いま思えばこの時こそ昨日からかわれた仕返しをする絶好のチャンスだったろう。
しかし、私も泣いていたことが痛恨の失敗だった。
私たちは二人して号泣した。
隣どおし、並んで座って、前を向いて泣いている。
まるで同じ時間を分かち合うように。
それはまさしく、お互いが、たしかにそこに存在している証明だった。
ロマンチックに光るウルトラマリンブルーの洞窟に、あどけない二つの泣き声が共鳴している。
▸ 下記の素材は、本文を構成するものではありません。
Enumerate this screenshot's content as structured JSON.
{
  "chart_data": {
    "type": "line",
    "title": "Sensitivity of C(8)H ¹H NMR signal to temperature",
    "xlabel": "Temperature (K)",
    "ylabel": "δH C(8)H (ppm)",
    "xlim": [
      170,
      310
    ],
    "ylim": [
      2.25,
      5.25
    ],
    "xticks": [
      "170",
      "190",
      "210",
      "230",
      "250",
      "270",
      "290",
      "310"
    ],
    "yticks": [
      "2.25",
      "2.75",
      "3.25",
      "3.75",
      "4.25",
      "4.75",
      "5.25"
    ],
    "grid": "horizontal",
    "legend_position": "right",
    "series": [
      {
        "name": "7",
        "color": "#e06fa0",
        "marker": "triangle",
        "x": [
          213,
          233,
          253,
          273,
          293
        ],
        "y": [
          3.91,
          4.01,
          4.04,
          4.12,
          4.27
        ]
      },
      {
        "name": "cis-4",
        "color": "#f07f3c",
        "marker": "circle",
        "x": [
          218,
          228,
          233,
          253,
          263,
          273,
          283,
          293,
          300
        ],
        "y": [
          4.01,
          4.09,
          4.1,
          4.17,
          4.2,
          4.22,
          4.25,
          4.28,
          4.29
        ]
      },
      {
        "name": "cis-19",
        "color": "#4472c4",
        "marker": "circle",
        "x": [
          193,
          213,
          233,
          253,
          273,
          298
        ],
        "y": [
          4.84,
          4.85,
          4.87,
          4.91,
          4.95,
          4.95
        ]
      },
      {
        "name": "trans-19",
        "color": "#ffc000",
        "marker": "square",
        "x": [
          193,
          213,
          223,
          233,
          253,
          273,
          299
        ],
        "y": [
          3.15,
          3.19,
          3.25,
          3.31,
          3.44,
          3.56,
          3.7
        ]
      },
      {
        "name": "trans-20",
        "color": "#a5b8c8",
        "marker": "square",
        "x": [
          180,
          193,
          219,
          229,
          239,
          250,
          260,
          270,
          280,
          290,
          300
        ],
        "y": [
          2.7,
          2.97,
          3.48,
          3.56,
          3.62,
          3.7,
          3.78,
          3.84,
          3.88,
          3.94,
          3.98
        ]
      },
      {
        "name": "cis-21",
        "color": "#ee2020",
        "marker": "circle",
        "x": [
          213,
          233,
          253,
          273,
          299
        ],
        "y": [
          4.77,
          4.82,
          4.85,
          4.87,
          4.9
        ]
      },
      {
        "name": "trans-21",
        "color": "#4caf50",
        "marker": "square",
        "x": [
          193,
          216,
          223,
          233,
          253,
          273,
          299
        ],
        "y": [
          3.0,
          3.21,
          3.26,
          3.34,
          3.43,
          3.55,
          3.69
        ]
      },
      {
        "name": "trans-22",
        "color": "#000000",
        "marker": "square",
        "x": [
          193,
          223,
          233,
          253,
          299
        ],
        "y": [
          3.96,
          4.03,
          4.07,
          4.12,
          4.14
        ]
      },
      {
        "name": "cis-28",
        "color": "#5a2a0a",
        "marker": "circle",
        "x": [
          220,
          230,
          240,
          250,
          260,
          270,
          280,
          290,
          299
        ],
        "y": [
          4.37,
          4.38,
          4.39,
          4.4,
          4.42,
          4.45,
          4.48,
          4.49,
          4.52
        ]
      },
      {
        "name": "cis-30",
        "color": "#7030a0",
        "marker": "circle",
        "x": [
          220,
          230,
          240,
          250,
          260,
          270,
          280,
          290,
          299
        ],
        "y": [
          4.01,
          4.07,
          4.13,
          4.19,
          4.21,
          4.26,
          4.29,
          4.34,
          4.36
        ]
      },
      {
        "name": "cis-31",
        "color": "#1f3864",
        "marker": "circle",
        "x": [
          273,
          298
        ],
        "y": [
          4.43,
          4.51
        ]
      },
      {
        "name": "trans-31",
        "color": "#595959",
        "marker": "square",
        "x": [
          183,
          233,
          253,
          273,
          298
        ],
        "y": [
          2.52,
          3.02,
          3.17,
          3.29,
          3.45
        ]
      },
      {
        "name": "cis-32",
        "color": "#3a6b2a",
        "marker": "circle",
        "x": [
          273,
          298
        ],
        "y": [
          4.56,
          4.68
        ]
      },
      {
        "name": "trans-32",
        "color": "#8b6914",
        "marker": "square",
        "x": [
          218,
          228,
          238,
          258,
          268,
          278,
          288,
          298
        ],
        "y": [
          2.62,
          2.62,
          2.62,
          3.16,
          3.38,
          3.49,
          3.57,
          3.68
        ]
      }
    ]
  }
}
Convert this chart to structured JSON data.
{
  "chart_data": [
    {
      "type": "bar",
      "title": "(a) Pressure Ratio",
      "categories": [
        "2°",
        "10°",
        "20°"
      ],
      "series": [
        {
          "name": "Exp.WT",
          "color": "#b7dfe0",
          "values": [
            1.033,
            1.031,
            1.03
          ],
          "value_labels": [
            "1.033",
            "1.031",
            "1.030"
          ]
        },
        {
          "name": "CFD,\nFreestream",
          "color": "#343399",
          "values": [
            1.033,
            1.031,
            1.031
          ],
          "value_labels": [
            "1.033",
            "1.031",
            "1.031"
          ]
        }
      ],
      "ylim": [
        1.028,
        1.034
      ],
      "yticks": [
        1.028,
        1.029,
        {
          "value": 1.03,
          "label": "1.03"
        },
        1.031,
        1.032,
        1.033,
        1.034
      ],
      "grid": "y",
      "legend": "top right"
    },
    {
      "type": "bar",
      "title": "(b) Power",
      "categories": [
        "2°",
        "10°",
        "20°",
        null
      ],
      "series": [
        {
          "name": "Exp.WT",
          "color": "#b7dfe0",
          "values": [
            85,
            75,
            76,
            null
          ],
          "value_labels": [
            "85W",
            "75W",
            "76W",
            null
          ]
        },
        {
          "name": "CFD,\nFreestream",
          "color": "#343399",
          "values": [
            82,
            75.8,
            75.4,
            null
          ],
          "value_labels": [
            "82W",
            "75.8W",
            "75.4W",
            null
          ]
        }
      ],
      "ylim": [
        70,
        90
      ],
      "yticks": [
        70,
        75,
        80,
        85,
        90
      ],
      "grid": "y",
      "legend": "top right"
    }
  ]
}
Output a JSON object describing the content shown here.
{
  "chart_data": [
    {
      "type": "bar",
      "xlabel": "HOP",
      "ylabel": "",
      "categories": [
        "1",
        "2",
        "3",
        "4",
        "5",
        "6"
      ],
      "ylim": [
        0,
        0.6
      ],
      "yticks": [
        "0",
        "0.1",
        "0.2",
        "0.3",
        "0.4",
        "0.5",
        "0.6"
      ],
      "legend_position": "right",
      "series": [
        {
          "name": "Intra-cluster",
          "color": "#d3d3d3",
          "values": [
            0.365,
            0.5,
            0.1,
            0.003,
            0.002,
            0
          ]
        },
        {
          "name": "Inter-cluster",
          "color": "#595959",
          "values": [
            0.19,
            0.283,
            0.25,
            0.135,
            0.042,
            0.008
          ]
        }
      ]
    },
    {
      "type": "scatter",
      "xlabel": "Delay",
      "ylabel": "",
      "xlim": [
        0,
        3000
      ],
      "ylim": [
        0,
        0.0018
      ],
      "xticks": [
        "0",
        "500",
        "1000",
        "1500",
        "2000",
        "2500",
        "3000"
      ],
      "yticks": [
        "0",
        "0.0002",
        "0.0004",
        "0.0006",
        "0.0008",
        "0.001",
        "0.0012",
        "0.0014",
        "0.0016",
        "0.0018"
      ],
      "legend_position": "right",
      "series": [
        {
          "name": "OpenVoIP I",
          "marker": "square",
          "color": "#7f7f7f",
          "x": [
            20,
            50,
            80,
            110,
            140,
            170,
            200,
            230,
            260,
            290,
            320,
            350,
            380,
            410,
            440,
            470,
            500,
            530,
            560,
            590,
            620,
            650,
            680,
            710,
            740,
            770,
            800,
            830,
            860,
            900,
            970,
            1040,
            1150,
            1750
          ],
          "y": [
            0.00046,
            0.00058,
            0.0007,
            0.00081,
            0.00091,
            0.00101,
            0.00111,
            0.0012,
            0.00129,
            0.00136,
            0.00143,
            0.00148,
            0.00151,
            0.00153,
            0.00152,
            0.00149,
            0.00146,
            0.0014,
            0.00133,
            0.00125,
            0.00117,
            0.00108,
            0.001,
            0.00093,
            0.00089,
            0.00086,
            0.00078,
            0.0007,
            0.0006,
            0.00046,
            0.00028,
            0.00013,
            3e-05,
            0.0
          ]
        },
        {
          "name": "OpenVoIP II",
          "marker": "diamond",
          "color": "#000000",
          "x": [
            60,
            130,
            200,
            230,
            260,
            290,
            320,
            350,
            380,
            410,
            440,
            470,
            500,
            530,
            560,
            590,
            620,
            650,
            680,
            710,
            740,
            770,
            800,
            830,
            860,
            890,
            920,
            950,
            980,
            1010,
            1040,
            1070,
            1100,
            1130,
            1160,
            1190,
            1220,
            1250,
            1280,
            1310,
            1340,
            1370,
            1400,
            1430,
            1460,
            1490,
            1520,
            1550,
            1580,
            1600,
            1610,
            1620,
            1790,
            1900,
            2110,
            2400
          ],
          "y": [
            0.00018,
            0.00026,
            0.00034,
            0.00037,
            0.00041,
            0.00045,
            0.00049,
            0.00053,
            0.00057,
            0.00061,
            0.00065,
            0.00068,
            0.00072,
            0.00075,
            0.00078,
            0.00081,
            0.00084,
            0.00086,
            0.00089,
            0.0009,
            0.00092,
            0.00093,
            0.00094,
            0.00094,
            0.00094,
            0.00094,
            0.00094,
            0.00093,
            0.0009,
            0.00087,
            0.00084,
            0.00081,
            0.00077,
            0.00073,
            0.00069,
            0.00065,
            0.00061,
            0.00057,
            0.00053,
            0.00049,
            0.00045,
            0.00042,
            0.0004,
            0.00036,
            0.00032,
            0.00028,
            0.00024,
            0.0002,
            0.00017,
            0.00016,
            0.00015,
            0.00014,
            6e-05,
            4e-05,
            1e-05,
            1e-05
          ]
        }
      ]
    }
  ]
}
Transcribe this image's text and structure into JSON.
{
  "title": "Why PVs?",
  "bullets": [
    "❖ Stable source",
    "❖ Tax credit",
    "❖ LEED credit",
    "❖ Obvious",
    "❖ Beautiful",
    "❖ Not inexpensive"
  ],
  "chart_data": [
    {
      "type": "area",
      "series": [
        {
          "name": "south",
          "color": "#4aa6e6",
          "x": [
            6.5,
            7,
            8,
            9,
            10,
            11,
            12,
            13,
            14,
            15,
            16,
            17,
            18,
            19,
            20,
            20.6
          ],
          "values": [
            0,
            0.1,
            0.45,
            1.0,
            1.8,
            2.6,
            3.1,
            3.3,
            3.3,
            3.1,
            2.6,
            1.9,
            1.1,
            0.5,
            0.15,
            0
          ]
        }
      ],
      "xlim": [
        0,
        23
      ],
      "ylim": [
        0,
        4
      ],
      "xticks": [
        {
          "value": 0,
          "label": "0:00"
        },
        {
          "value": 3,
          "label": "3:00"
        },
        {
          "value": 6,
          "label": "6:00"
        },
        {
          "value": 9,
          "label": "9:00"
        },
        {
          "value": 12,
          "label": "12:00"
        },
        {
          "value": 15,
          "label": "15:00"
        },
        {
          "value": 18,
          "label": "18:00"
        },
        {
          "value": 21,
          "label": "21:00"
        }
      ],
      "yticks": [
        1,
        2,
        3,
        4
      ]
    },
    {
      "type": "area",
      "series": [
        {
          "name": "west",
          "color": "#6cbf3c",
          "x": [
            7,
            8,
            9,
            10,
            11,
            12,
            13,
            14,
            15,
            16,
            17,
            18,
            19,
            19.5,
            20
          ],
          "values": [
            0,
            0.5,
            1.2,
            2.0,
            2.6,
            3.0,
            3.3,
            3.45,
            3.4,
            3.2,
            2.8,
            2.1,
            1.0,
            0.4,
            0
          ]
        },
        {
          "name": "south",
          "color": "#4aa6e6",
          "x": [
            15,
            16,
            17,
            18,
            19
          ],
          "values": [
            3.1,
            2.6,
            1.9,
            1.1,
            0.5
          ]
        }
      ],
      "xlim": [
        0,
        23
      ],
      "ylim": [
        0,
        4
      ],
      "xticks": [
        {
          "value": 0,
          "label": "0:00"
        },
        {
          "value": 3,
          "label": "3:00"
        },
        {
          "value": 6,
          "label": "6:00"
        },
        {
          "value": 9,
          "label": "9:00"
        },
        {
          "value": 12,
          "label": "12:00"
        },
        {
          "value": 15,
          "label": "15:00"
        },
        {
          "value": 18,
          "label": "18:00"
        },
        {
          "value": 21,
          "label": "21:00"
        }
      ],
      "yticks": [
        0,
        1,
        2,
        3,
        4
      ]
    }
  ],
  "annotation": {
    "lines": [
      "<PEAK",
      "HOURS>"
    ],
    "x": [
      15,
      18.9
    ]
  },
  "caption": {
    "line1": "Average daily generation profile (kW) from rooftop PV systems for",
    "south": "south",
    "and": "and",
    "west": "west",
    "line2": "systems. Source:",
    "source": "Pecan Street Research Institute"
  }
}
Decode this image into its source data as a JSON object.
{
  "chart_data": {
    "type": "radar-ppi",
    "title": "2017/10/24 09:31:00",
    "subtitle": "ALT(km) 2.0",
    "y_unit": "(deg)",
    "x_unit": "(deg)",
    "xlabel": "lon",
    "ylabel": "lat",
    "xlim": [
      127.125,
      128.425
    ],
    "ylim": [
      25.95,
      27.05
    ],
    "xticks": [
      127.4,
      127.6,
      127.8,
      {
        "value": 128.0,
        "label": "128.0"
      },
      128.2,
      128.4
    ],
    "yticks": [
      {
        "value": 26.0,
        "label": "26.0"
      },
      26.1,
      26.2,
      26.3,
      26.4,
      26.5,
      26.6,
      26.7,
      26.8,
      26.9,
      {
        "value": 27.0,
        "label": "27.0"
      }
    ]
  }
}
そんなとき、私の視界にふと、水面に浮かぶ二つの影が映った。
彼らは情けない顔を二つ並べ、仲良く一緒に泣いている。
その姿がなんとも滑稽だ。
「そーた……っ!
泣き顔……っ!
おかしい!」
彼女はまた馬鹿にしてきたが、そういう彼女だって泣いている。
「そっちだってっ、
……なきむしやんっ!」
私も負けじと応戦する。
すると、今度は二人して声を出して笑いだした。
それはもう泣いているのか笑っているのかわからない有様だ。
そのことがさらに二人の笑いを誘う。
もう今となってはなにが悲しくて泣いていたのか、なにが可笑しくって笑っていたのか判別すらつかない。
気が付けば私たちは、顔を見合わせて笑い転げていた。